La Bulgaria, la Romania, l’Olanda e così via, però, possono permettersi di “selezionare” gli investimenti in maniera grossolana, San Marino non può perchè non ha altre risorse come, ad esempio, le materie prime. E anche il turismo -come altre aziende manifatturiere o commerciali- dovrà ormai rinunciare agli introiti derivanti dalla Russia, che non erano pochi.
Se un Paese in crisi chiude un mercato (quello russo per intenderci) e nello stesso momento “caccia” via gli investitori, la conseguenza è un -neppure troppo lento- cammino verso il default, caratterizzato nelle sue drammatiche tappe da un costante e inesorabile aumento della pressione fiscale e da un ridimensionamento dello stato e della sicurezza sociale. Esattamente ciò che da qualche anno accade sul Titano.

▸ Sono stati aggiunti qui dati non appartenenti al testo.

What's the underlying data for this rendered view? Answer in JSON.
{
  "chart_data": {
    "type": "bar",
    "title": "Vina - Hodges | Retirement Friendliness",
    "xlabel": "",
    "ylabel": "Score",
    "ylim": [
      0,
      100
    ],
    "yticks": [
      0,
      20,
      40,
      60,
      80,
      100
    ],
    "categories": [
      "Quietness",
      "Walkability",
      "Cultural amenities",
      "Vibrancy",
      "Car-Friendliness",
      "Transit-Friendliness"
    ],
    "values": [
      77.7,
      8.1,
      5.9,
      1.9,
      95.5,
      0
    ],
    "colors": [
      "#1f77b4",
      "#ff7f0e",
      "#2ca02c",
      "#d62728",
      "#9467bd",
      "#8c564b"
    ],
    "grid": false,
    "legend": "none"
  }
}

Il rischio è la deflazione, che si verifica quando le imprese chiudono, i lavoratori vengono licenziati, il potere di spesa medio cala e determina la chiusura di altre attività, che licenziano e così via… Oppure, ed è il rischio sammarinese dopo l’annuncio dell’incremento del 20/25% dell’IGR, le tasse aumentano, diminuisce il potere di spesa dei sammarinesi, le imprese economiche vedono calare i loro introiti interni e sono costrette a licenziare; questi licenziamenti determinano una ulteriore riduzione del potere di spesa medio che fa chiudere altre imprese che poi ovviamente licenziano… Al tempo stesso il calo del Pil determina minori introiti per le casse pubbliche costringendo ad un ulteriore aumento di tasse (o indebitamento finchè possibile) che va a ridurre ancora il potere medio di spesa e, quindi, causa nuovi licenziamenti che a loro volta vanno a ridurre il potere di spesa medio che determina nuovi licenziamenti…
Si innesca -sempre che sul Titano non si sia già innescato- un circolo vizioso irrefrenabile.

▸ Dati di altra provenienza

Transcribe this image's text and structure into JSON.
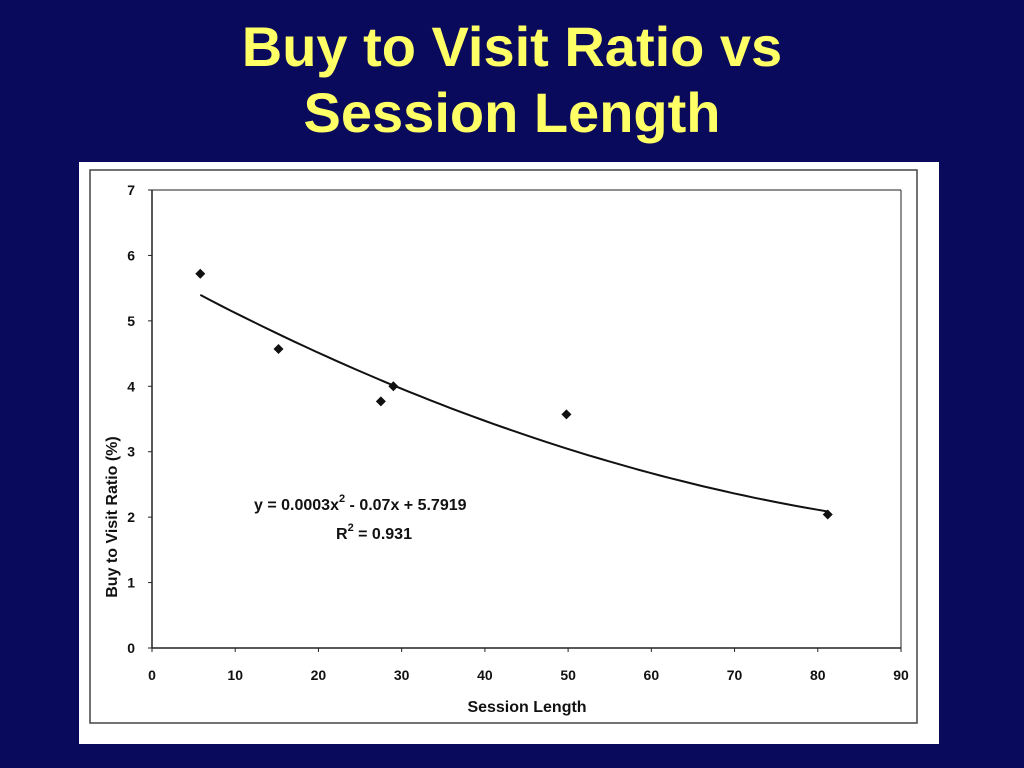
{
  "slide": {
    "title_line1": "Buy to Visit Ratio vs",
    "title_line2": "Session Length",
    "title_color": "#ffff66",
    "background_color": "#0a0a5c"
  },
  "chart_data": {
    "type": "scatter",
    "title": "",
    "xlabel": "Session Length",
    "ylabel": "Buy to Visit Ratio (%)",
    "xlim": [
      0,
      90
    ],
    "ylim": [
      0,
      7
    ],
    "x_ticks": [
      0,
      10,
      20,
      30,
      40,
      50,
      60,
      70,
      80,
      90
    ],
    "y_ticks": [
      0,
      1,
      2,
      3,
      4,
      5,
      6,
      7
    ],
    "x_tick_labels": [
      "0",
      "10",
      "20",
      "30",
      "40",
      "50",
      "60",
      "70",
      "80",
      "90"
    ],
    "y_tick_labels": [
      "0",
      "1",
      "2",
      "3",
      "4",
      "5",
      "6",
      "7"
    ],
    "grid": false,
    "points": [
      {
        "x": 5.8,
        "y": 5.72
      },
      {
        "x": 15.2,
        "y": 4.57
      },
      {
        "x": 27.5,
        "y": 3.77
      },
      {
        "x": 29.0,
        "y": 4.0
      },
      {
        "x": 49.8,
        "y": 3.57
      },
      {
        "x": 81.2,
        "y": 2.04
      }
    ],
    "trendline": {
      "type": "polynomial",
      "coefficients": [
        0.0003,
        -0.07,
        5.7919
      ],
      "x_range": [
        5.8,
        81.2
      ]
    },
    "annotation": {
      "equation_prefix": "y = 0.0003x",
      "equation_exp": "2",
      "equation_suffix": " - 0.07x + 5.7919",
      "r2_prefix": "R",
      "r2_exp": "2",
      "r2_suffix": " = 0.931"
    }
  }
}
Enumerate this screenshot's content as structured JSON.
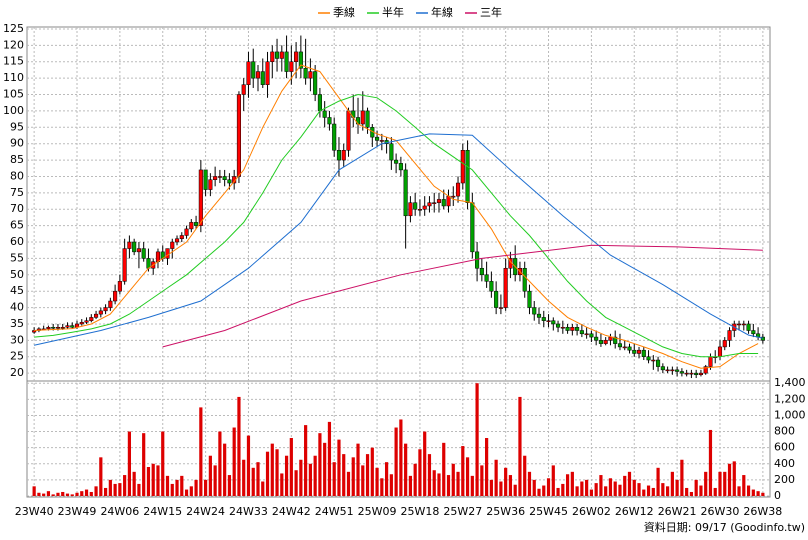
{
  "chart_data": {
    "type": "candlestick",
    "legend_position": "top",
    "grid": true,
    "xlim": [
      -1.5,
      154.5
    ],
    "xticks": [
      {
        "value": 0,
        "label": "23W40"
      },
      {
        "value": 9,
        "label": "23W49"
      },
      {
        "value": 18,
        "label": "24W06"
      },
      {
        "value": 27,
        "label": "24W15"
      },
      {
        "value": 36,
        "label": "24W24"
      },
      {
        "value": 45,
        "label": "24W33"
      },
      {
        "value": 54,
        "label": "24W42"
      },
      {
        "value": 63,
        "label": "24W51"
      },
      {
        "value": 72,
        "label": "25W09"
      },
      {
        "value": 81,
        "label": "25W18"
      },
      {
        "value": 90,
        "label": "25W27"
      },
      {
        "value": 99,
        "label": "25W36"
      },
      {
        "value": 108,
        "label": "25W45"
      },
      {
        "value": 117,
        "label": "26W02"
      },
      {
        "value": 126,
        "label": "26W12"
      },
      {
        "value": 135,
        "label": "26W21"
      },
      {
        "value": 144,
        "label": "26W30"
      },
      {
        "value": 153,
        "label": "26W38"
      }
    ],
    "ylim": [
      17.6,
      125.6
    ],
    "yticks": [
      20,
      25,
      30,
      35,
      40,
      45,
      50,
      55,
      60,
      65,
      70,
      75,
      80,
      85,
      90,
      95,
      100,
      105,
      110,
      115,
      120,
      125
    ],
    "up_color": "#ff0000",
    "down_color": "#00a000",
    "candles": {
      "open": [
        32.5,
        33,
        33.5,
        33.5,
        34,
        33.8,
        34,
        34,
        34.5,
        34,
        35,
        35.5,
        36,
        37,
        38,
        39,
        40,
        42,
        45,
        48,
        58,
        60,
        57,
        58,
        55,
        52,
        54,
        57,
        55,
        58,
        60,
        61,
        62,
        64,
        66,
        65,
        82,
        76,
        79,
        80,
        80,
        79,
        78,
        80,
        105,
        108,
        115,
        110,
        112,
        108,
        115,
        118,
        116,
        118,
        112,
        115,
        118,
        113,
        110,
        112,
        105,
        100,
        98,
        96,
        88,
        85,
        88,
        100,
        98,
        96,
        100,
        95,
        92,
        91,
        91,
        90,
        85,
        84,
        82,
        68,
        72,
        70,
        70,
        71,
        72,
        72,
        73,
        71,
        74,
        74,
        78,
        88,
        72,
        57,
        52,
        50,
        48,
        45,
        40,
        40,
        52,
        55,
        50,
        52,
        45,
        40,
        38,
        37,
        36,
        36,
        35,
        34,
        34,
        33,
        34,
        33,
        32,
        32,
        31,
        30,
        29,
        30,
        31,
        29,
        28,
        28,
        27,
        26,
        27,
        25,
        24,
        24,
        22,
        21,
        21,
        21,
        20.5,
        20,
        20,
        20,
        19.5,
        20,
        22,
        25,
        25,
        28,
        30,
        33,
        35,
        35,
        35,
        33,
        32,
        31
      ],
      "high": [
        34,
        34,
        34.5,
        34.5,
        35,
        35,
        35,
        35.5,
        35.5,
        36,
        36.5,
        37,
        38,
        39,
        40,
        41,
        43,
        47,
        50,
        61,
        62,
        61,
        60,
        60,
        58,
        55,
        58,
        59,
        58,
        61,
        62,
        63,
        65,
        67,
        68,
        85,
        82,
        81,
        83,
        82,
        82,
        81,
        82,
        106,
        110,
        118,
        119,
        114,
        116,
        118,
        120,
        122,
        120,
        123,
        120,
        121,
        123,
        122,
        116,
        114,
        107,
        103,
        100,
        98,
        92,
        90,
        101,
        105,
        104,
        106,
        101,
        96,
        94,
        93,
        92,
        92,
        87,
        86,
        84,
        74,
        75,
        73,
        74,
        74,
        75,
        75,
        76,
        76,
        77,
        80,
        90,
        91,
        75,
        60,
        55,
        54,
        51,
        48,
        44,
        55,
        57,
        59,
        54,
        54,
        47,
        42,
        40,
        39,
        38,
        37,
        36,
        36,
        35,
        35,
        35,
        35,
        34,
        33,
        33,
        32,
        31,
        32,
        33,
        32,
        30,
        29,
        29,
        28,
        28,
        27,
        25.5,
        25,
        23,
        22,
        22,
        22,
        21.5,
        21,
        21,
        21,
        21,
        22.5,
        26,
        27,
        30,
        31,
        34,
        36,
        36,
        36,
        36,
        35,
        34,
        32
      ],
      "low": [
        32,
        32.5,
        33,
        33,
        33,
        33,
        33.2,
        33.5,
        33.5,
        33.5,
        34.5,
        35,
        35.5,
        36.5,
        37,
        38,
        39,
        41,
        44,
        47,
        55,
        56,
        52,
        54,
        51,
        50,
        52,
        54,
        53,
        55,
        59,
        60,
        61,
        63,
        64,
        63,
        74,
        74,
        77,
        78,
        77,
        76,
        76,
        78,
        100,
        104,
        107,
        106,
        107,
        104,
        110,
        112,
        112,
        110,
        108,
        110,
        110,
        108,
        106,
        103,
        98,
        95,
        94,
        86,
        80,
        83,
        86,
        95,
        93,
        94,
        93,
        89,
        89,
        88,
        87,
        82,
        81,
        80,
        58,
        66,
        68,
        68,
        68,
        69,
        69,
        69,
        70,
        69,
        71,
        72,
        76,
        70,
        55,
        48,
        48,
        46,
        43,
        38,
        38,
        39,
        49,
        48,
        48,
        43,
        38,
        36,
        35,
        34,
        34,
        33,
        32.5,
        32,
        32,
        31.5,
        31.5,
        31,
        30.5,
        29.5,
        28.5,
        28,
        28.5,
        28.5,
        27.5,
        27,
        27,
        26,
        25,
        24.5,
        24,
        23,
        21,
        20.5,
        20,
        20,
        19.5,
        19,
        19,
        19,
        18.5,
        18.5,
        19,
        19.5,
        21,
        23,
        24,
        27,
        28,
        31,
        33,
        33,
        32,
        31,
        30,
        29
      ],
      "close": [
        33,
        33.5,
        33.5,
        34,
        33.8,
        34,
        34,
        34.5,
        34,
        35,
        35.5,
        36,
        37,
        38,
        39,
        40,
        42,
        45,
        48,
        58,
        60,
        57,
        58,
        55,
        52,
        54,
        57,
        55,
        58,
        60,
        61,
        62,
        64,
        66,
        65,
        82,
        76,
        79,
        80,
        80,
        79,
        78,
        80,
        105,
        108,
        115,
        110,
        112,
        108,
        115,
        118,
        116,
        118,
        112,
        115,
        118,
        113,
        110,
        112,
        105,
        100,
        98,
        96,
        88,
        85,
        88,
        100,
        98,
        96,
        100,
        95,
        92,
        91,
        91,
        90,
        85,
        84,
        82,
        68,
        72,
        70,
        70,
        71,
        72,
        72,
        73,
        71,
        74,
        74,
        78,
        88,
        72,
        57,
        52,
        50,
        48,
        45,
        40,
        40,
        52,
        55,
        50,
        52,
        45,
        40,
        38,
        37,
        36,
        36,
        35,
        34,
        34,
        33,
        34,
        33,
        32,
        32,
        31,
        30,
        29,
        30,
        31,
        29,
        28,
        28,
        27,
        26,
        27,
        25,
        24,
        24,
        22,
        21,
        21,
        21,
        20.5,
        20,
        20,
        20,
        19.5,
        20,
        22,
        25,
        25,
        28,
        30,
        33,
        35,
        35,
        35,
        33,
        32,
        31,
        30
      ]
    },
    "series": [
      {
        "name": "季線",
        "color": "#ff7f00",
        "x": [
          0,
          4,
          8,
          12,
          16,
          20,
          24,
          28,
          32,
          36,
          40,
          44,
          48,
          52,
          56,
          60,
          64,
          68,
          72,
          76,
          80,
          84,
          88,
          92,
          96,
          100,
          104,
          108,
          112,
          116,
          120,
          124,
          128,
          132,
          136,
          140,
          144,
          148,
          152
        ],
        "values": [
          33,
          33.3,
          33.6,
          35,
          38,
          45,
          52,
          56,
          60,
          68,
          75,
          82,
          95,
          106,
          114,
          112,
          104,
          96,
          93,
          91,
          84,
          77,
          73,
          72,
          64,
          54,
          48,
          42,
          37,
          34,
          31.5,
          30,
          28,
          26,
          23.5,
          21.5,
          22,
          26,
          29
        ]
      },
      {
        "name": "半年",
        "color": "#22cc22",
        "x": [
          0,
          4,
          8,
          12,
          16,
          20,
          24,
          28,
          32,
          36,
          40,
          44,
          48,
          52,
          56,
          60,
          64,
          68,
          72,
          76,
          80,
          84,
          88,
          92,
          96,
          100,
          104,
          108,
          112,
          116,
          120,
          124,
          128,
          132,
          136,
          140,
          144,
          148,
          152
        ],
        "values": [
          31,
          31.5,
          32.5,
          33.5,
          35,
          38,
          42,
          46,
          50,
          55,
          60,
          66,
          75,
          85,
          92,
          100,
          103,
          105,
          104,
          100,
          95,
          90,
          86,
          82,
          75,
          68,
          62,
          55,
          48,
          42,
          37,
          34,
          31,
          28,
          26,
          25,
          25,
          26,
          26
        ]
      },
      {
        "name": "年線",
        "color": "#1f6fd0",
        "x": [
          0,
          14,
          24,
          35,
          45,
          56,
          64,
          73,
          83,
          92,
          100,
          111,
          121,
          132,
          142,
          150,
          153
        ],
        "values": [
          28.5,
          33,
          37,
          42,
          52,
          66,
          82,
          90,
          93,
          92.6,
          82,
          68,
          56,
          47,
          38,
          31.6,
          30.7
        ]
      },
      {
        "name": "三年",
        "color": "#cc1166",
        "x": [
          27,
          40,
          56,
          77,
          94,
          117,
          135,
          153
        ],
        "values": [
          28,
          33,
          42,
          50,
          55,
          59,
          58.5,
          57.5
        ]
      }
    ],
    "volume": {
      "color": "#dd0000",
      "ylim": [
        0,
        1440
      ],
      "yticks": [
        0,
        200,
        400,
        600,
        800,
        {
          "value": 1000,
          "label": "1,000"
        },
        {
          "value": 1200,
          "label": "1,200"
        },
        {
          "value": 1400,
          "label": "1,400"
        }
      ],
      "values": [
        120,
        40,
        30,
        60,
        20,
        40,
        50,
        30,
        20,
        40,
        60,
        80,
        50,
        120,
        480,
        100,
        200,
        150,
        160,
        260,
        800,
        300,
        150,
        780,
        360,
        400,
        380,
        800,
        250,
        150,
        200,
        250,
        80,
        120,
        200,
        1100,
        200,
        500,
        380,
        800,
        650,
        260,
        850,
        1230,
        450,
        750,
        350,
        420,
        180,
        550,
        650,
        580,
        280,
        500,
        720,
        320,
        450,
        880,
        400,
        500,
        780,
        660,
        920,
        420,
        700,
        520,
        300,
        480,
        650,
        380,
        520,
        600,
        350,
        220,
        420,
        270,
        850,
        950,
        650,
        250,
        400,
        580,
        800,
        520,
        320,
        280,
        660,
        260,
        400,
        300,
        620,
        480,
        250,
        1400,
        380,
        720,
        200,
        450,
        180,
        350,
        260,
        140,
        1230,
        500,
        300,
        200,
        90,
        130,
        220,
        380,
        100,
        150,
        270,
        300,
        120,
        180,
        200,
        80,
        160,
        260,
        120,
        220,
        180,
        140,
        250,
        300,
        200,
        160,
        80,
        130,
        100,
        350,
        160,
        120,
        300,
        200,
        450,
        100,
        50,
        200,
        130,
        300,
        820,
        100,
        300,
        300,
        400,
        430,
        120,
        260,
        130,
        80,
        60,
        40
      ]
    },
    "footnote": "資料日期: 09/17  (Goodinfo.tw)"
  }
}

Quindi, se per un piano di sviluppo a lungo termine serviranno risorse e tempo, è indispensabile per la Repubblica mettere in campo fin da subito, finché si è in tempo, misure “tampone” efficaci e capaci di riportare il Titano al centro dell’attenzione degli investitori esteri. E, in tal senso, il primo passo da fare è superare gli ostacoli che oggi compromettono questa opportunità. Primo fra tutti l’ostacolo del conto corrente bancario per le imprese avviate sul Titano dai non residenti. Almeno, inizialmente, predisponendo conti correnti online anche senza blocchetto assegni, e magari con movimenti mensili limitati da ampliare con l’acquisizione di fiducia e il consolidamento del rapporto.
Tante start-up, ma anche piccole imprese, potrebbero gestirsi con un conto semplicissimo, magari limitato a bonifici in ingresso e uscita. Il rischio di impresa per la banca sarebbe pari a zero e quello di favorire il riciclaggio quasi nullo e riducibile a zero con semplicissimi controlli. Se, poi, la possibilità di aprire un conto simile fosse ampliata anche alle società e imprese estere, magari con sede nella sola Unione Europea (come fanno con grande successo oggi le banche del Nord Europa), questa opportunità, da sola, potrebbe dare linfa importante a tutti gli istituti bancari sammarinesi, risanando e finanziando un comparto chiave, quello bancario, in ogni piano di sviluppo.
Del resto, se lo fanno Estonia, Lituania, eccetera, perchè non potrebbe farlo San Marino?